Colleagues outweigh pay in job satisfaction

Colleagues, not cash, are the key to workplace satisfaction, according to new research from the Institute of Leadership and Management.

A survey by ILM found that relationships with colleagues was considered to be one of the most important factors in workplace satisfaction by 77 respondents. In comparison, only 34 per cent believed that salary was necessary to their satisfaction.

Access to training and development and being trusted to take on more responsibility were both rated more highly than pay at 68 and 66 per cent, respectively, while access to flexible working came in at 63 per cent.

“Feeling connected is very important to job satisfaction, whether that is colleagues, the purpose of the organisation or one’s manager,” the report reads.

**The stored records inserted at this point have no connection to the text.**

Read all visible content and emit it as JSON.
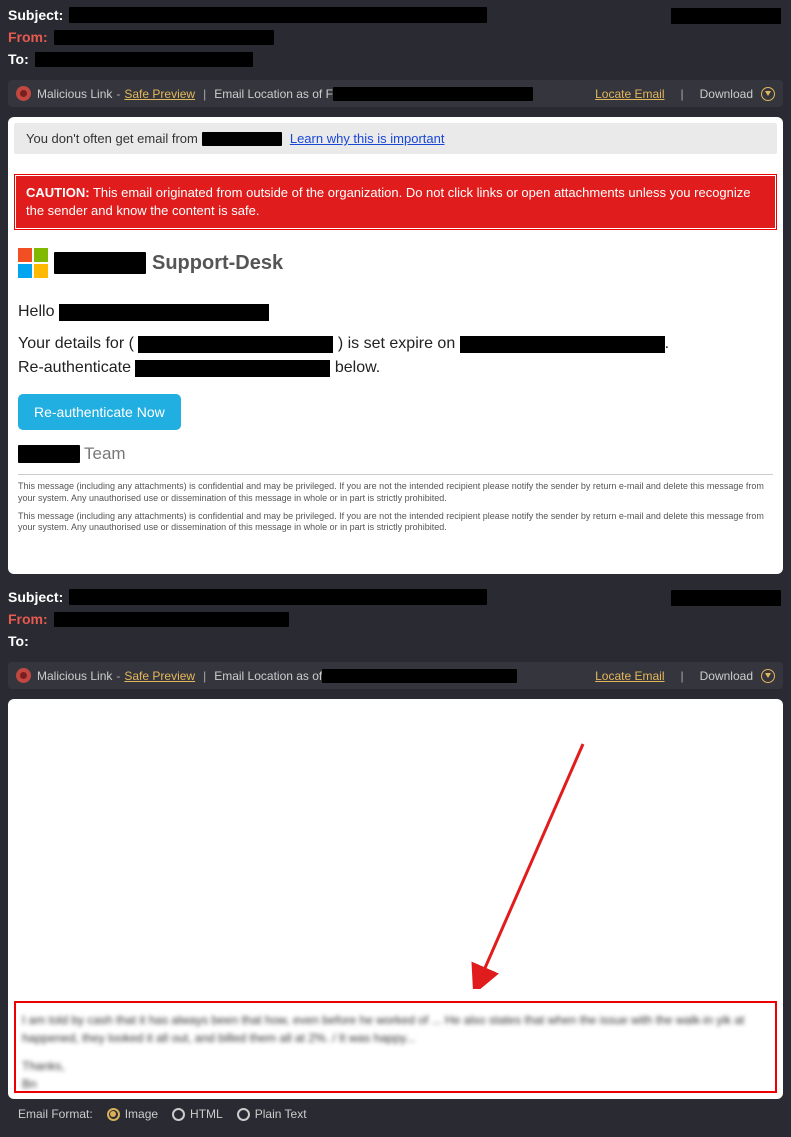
{
  "panel1": {
    "labels": {
      "subject": "Subject:",
      "from": "From:",
      "to": "To:"
    },
    "toolbar": {
      "malicious": "Malicious Link",
      "safe_preview": "Safe Preview",
      "location_prefix": "Email Location as of F",
      "locate": "Locate Email",
      "download": "Download"
    },
    "infotip": {
      "prefix": "You don't often get email from",
      "learn": "Learn why this is important"
    },
    "caution": {
      "label": "CAUTION:",
      "text": "This email originated from outside of the organization. Do not click links or open attachments unless you recognize the sender and know the content is safe."
    },
    "body": {
      "support_desk": "Support-Desk",
      "hello": "Hello",
      "line1a": "Your details for (",
      "line1b": ") is set expire on",
      "line2a": "Re-authenticate",
      "line2b": "below.",
      "button": "Re-authenticate Now",
      "team": "Team",
      "disclaimer": "This message (including any attachments) is confidential and may be privileged. If you are not the intended recipient please notify the sender by return e-mail and delete this message from your system. Any unauthorised use or dissemination of this message in whole or in part is strictly prohibited."
    }
  },
  "panel2": {
    "labels": {
      "subject": "Subject:",
      "from": "From:",
      "to": "To:"
    },
    "toolbar": {
      "malicious": "Malicious Link",
      "safe_preview": "Safe Preview",
      "location_prefix": "Email Location as of",
      "locate": "Locate Email",
      "download": "Download"
    },
    "blurred": {
      "line1": "I am told by cash that it has always been that how, even before he worked of ... He also states that when the issue with the walk-in yik at happened, they looked it all out, and billed them all at 2%. / It was happy...",
      "line2": "Thanks,",
      "line3": "Bn"
    },
    "format": {
      "label": "Email Format:",
      "opt1": "Image",
      "opt2": "HTML",
      "opt3": "Plain Text"
    }
  }
}
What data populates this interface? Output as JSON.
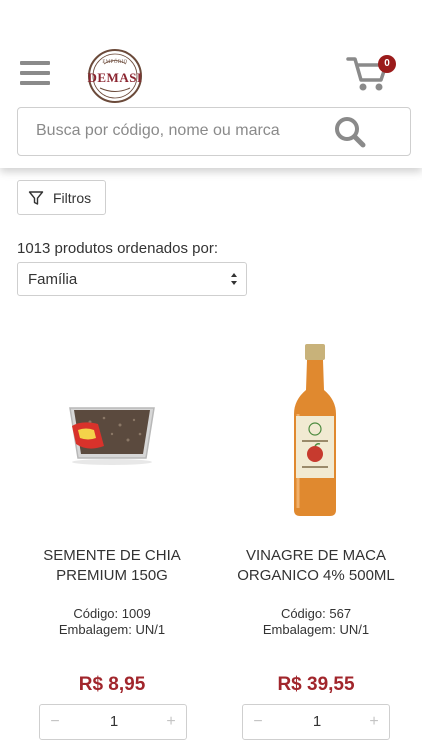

“There is a wide recognition of the importance of development. Opportunities for growth and development contribute to a sense of satisfaction, whereas their absence was identified as a key factor in job dissatisfaction.”

However, less than a quarter of respondents described themselves as “very satisfied” in their current role – and for dissatisfied employees, salary was much more important. Factors linked to dissatisfaction included feeling undervalued by managers (cited by around half of dissatisfied respondents), lack of development opportunities and negative company culture.

There were also some substantial differences in responses based on gender.

“Although there were few marked differences between genders, females placed higher values on flexible working and short commutes, whereas males valued challenging work, a positive company culture and perks and benefits, suggesting external factors are of greater importance to females than the internal organisational ones.”

The survey covered more than 2,100 people – 1,255 reported as female, 870 as male and two as non-binary – while 14 did not assign their gender.